Фокус в том, что, поняв, как много вокруг грязи и вранья, ты перестаешь верить в советскую «магию».

«Поэтому болей, девочка, нашей общей «красной болезнью» и живи в безопасном неведении. Может быть, ты даже будешь счастлива – насколько это возможно, конечно».

Сахалинцы преодолели последние двести метров улицы и под аплодисменты и возгласы ленинградцев выехали на Дворцовую площадь.

– Сбавь скорость, ладно? – попросил Владимир Андреевич. – Сниму народ.

Альберт кивнул и нажал тормоз. Их «Урал» неторопливо пополз мимо серых металлических ограждений, за которыми толпились горожане. Привезенцев водил камерой из стороны в сторону, снимая это пестрое море людей. Одни стояли с транспарантами: «Да здравствует Союз Советских Социалистических Республик!», другие размахивали красным флагом СССР с выцветшим серпом и молотом. Третьи просто потрясали в воздухе кулаками и эмоционально кричали самое разное, от банального «Ура!» до замысловатых лозунгов а-ля «Сотрудники кожевенного завода имени Коминтерна приветствуют гостей из других регионов!»

Конечно, не все орали, срывая глотку, не все улыбались, радуясь завершению помпезного ралли. Кому-то, судя по кислым минам, нездоровилось, кто-то просто хотел провести выходной дома, а не на площади, стоя под палящим солнцем и обмахиваясь партийным билетом, но побоялись выговора от начальства и все-таки явились на площадь.

«Ну, по крайней мере, вам не пришлось ехать с Сахалина в Ленинград на наших допотопных «Уралах», – невесело усмехнулся про себя Привезенцев.

Небольшая группа студентов, около дюжины, стояла чуть особняком от других. На транспаранте, который держали эти парни и девушки, было большими красными буквами написано: «Свободу Виктору Хаустову!»

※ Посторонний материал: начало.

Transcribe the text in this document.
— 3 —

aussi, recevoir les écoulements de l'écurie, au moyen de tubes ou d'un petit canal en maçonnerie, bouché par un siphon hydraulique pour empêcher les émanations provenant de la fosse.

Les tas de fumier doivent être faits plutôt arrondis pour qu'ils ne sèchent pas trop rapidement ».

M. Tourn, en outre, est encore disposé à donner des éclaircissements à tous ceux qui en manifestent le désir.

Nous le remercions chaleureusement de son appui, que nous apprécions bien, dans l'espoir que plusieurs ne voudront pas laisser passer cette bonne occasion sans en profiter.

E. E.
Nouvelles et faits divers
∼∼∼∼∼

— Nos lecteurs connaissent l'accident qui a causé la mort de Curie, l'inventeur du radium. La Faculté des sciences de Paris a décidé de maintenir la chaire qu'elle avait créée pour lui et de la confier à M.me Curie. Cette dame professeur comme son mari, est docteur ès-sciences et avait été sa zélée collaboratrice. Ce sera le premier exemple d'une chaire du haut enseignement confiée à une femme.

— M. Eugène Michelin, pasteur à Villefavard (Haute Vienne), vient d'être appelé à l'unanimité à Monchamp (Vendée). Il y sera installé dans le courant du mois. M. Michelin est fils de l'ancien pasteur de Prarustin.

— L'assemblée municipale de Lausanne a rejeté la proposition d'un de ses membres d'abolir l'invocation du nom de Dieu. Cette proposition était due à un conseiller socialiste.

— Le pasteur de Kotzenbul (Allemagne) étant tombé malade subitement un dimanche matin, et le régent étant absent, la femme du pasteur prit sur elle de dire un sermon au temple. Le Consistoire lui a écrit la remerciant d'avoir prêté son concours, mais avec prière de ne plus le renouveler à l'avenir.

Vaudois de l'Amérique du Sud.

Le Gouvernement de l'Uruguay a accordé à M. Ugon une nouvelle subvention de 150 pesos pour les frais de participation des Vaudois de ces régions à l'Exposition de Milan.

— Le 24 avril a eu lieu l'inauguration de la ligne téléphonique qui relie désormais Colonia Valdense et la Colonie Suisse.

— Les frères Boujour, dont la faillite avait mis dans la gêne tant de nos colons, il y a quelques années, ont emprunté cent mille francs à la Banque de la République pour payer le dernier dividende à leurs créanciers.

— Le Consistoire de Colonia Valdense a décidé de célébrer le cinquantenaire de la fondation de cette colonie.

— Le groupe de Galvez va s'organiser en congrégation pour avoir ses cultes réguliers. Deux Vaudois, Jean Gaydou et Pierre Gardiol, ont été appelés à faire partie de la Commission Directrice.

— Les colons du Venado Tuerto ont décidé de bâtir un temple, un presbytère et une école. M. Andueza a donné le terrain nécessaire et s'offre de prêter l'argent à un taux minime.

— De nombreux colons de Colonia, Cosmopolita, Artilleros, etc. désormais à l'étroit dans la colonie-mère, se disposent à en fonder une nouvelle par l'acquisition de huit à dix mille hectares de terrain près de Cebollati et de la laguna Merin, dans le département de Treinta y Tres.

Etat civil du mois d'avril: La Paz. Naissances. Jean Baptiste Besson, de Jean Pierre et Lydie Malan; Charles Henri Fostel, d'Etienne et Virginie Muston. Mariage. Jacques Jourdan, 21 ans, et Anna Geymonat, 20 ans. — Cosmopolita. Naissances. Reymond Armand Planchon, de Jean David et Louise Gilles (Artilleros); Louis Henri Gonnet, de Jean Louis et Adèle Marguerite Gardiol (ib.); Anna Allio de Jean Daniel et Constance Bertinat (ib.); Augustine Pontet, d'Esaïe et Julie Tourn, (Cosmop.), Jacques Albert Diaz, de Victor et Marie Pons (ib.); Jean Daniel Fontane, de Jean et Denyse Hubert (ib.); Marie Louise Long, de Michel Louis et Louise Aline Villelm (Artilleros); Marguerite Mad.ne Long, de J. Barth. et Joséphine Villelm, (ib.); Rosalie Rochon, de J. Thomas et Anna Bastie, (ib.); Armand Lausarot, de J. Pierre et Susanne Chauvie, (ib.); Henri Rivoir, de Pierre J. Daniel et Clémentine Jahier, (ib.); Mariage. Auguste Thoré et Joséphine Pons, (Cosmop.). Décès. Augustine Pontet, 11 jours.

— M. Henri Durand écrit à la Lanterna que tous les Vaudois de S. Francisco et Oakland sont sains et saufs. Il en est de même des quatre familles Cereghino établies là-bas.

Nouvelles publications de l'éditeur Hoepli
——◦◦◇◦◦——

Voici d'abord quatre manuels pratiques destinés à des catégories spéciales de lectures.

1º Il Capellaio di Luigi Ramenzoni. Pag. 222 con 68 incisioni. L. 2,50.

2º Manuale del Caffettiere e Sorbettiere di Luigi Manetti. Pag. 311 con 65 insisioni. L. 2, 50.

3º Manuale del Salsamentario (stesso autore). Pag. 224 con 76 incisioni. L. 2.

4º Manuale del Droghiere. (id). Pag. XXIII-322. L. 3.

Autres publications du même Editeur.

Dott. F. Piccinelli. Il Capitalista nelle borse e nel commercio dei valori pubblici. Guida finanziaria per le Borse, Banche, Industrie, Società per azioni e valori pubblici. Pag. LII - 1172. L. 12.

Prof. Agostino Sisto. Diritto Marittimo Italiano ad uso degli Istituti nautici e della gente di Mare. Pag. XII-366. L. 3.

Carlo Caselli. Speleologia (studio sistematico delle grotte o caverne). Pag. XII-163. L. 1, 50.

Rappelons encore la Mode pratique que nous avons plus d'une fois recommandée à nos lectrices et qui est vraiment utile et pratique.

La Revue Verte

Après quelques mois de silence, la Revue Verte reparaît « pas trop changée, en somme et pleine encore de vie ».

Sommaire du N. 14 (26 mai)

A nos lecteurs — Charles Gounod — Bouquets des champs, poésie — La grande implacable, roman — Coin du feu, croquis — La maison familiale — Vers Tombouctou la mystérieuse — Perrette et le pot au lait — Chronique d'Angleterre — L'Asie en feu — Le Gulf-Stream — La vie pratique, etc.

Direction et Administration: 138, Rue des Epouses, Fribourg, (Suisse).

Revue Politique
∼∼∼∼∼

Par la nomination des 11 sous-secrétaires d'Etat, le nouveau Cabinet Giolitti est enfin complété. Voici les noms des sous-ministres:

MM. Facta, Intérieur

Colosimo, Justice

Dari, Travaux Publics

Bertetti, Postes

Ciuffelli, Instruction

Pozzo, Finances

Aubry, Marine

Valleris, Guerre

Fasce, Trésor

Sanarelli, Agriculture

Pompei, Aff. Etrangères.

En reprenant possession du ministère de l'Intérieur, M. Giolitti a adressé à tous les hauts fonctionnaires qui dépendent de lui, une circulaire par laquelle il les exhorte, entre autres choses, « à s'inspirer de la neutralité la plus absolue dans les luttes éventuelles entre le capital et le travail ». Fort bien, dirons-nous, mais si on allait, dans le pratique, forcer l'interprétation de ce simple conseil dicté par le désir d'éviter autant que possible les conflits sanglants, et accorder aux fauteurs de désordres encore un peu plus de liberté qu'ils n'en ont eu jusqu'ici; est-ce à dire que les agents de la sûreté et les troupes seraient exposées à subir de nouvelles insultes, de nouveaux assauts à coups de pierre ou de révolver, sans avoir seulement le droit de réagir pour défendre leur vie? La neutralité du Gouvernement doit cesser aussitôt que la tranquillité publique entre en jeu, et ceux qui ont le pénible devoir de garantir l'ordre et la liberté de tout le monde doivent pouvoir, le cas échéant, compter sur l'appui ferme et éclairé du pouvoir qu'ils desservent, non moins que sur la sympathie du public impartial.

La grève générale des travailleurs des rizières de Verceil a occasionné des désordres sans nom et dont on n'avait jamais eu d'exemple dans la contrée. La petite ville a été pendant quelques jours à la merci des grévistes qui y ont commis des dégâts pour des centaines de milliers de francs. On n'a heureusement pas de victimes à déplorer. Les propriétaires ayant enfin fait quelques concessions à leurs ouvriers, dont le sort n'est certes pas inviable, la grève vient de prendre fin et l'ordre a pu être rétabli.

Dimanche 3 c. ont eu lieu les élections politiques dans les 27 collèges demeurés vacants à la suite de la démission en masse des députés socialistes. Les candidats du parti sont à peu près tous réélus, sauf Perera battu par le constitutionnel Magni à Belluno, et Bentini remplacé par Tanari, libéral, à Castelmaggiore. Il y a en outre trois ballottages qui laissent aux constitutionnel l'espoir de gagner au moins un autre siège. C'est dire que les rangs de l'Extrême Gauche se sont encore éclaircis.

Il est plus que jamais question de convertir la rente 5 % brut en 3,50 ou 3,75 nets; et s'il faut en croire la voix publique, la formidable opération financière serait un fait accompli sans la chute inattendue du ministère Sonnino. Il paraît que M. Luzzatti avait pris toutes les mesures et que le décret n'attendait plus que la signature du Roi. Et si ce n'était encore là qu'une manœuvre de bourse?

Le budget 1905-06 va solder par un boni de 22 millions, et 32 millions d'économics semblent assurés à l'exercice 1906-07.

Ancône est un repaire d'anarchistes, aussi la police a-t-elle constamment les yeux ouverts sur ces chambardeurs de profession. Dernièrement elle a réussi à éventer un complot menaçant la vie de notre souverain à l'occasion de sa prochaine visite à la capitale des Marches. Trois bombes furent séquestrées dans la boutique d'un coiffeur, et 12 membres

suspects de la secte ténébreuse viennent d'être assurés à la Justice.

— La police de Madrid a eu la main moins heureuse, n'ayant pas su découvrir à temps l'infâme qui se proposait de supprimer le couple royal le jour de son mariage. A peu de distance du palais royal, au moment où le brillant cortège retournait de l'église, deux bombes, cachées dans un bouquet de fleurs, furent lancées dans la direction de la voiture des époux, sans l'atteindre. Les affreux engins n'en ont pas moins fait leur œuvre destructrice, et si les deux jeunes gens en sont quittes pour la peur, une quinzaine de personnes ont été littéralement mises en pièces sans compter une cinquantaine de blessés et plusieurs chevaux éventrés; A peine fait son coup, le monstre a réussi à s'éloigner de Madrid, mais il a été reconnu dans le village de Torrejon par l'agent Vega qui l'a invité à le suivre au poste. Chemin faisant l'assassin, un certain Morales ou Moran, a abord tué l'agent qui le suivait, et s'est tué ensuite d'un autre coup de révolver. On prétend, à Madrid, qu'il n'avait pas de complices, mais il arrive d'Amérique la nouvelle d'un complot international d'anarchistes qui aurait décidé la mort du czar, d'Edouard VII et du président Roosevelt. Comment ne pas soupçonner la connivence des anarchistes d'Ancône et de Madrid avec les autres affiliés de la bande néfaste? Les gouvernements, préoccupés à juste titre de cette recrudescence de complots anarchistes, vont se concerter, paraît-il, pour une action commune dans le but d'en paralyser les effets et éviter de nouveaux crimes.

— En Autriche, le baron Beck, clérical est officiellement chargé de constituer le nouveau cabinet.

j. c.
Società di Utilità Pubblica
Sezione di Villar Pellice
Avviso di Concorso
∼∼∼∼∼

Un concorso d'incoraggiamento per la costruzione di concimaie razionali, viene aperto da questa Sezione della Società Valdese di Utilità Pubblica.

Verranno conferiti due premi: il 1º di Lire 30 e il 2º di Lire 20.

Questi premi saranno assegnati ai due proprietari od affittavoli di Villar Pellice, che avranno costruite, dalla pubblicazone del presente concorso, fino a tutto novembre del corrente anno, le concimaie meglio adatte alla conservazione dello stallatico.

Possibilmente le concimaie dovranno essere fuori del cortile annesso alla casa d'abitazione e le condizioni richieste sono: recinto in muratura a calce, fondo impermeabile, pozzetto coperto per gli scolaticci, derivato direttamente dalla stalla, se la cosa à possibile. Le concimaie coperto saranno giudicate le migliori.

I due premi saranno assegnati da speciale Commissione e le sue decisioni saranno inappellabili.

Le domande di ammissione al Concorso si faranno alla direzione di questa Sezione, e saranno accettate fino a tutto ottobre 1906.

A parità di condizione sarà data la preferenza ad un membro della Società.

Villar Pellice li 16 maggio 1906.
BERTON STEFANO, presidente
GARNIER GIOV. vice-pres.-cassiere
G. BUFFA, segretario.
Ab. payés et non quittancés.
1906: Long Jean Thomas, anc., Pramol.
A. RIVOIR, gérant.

Сердце Привезенцева забилось быстрей. Он обернулся, дабы отыскать взглядом «Волгу» и Рожкова, едущего в ней.

«Интересно, видит? И если видит, что творится у него в душе?»

Усердно работая локтями, к митингующим студентам продрались мужчины в штатском – все, как на подбор, высокие, плечистые и хмурые. Даже без формы было понятно, что это – оперативники МООП СССР.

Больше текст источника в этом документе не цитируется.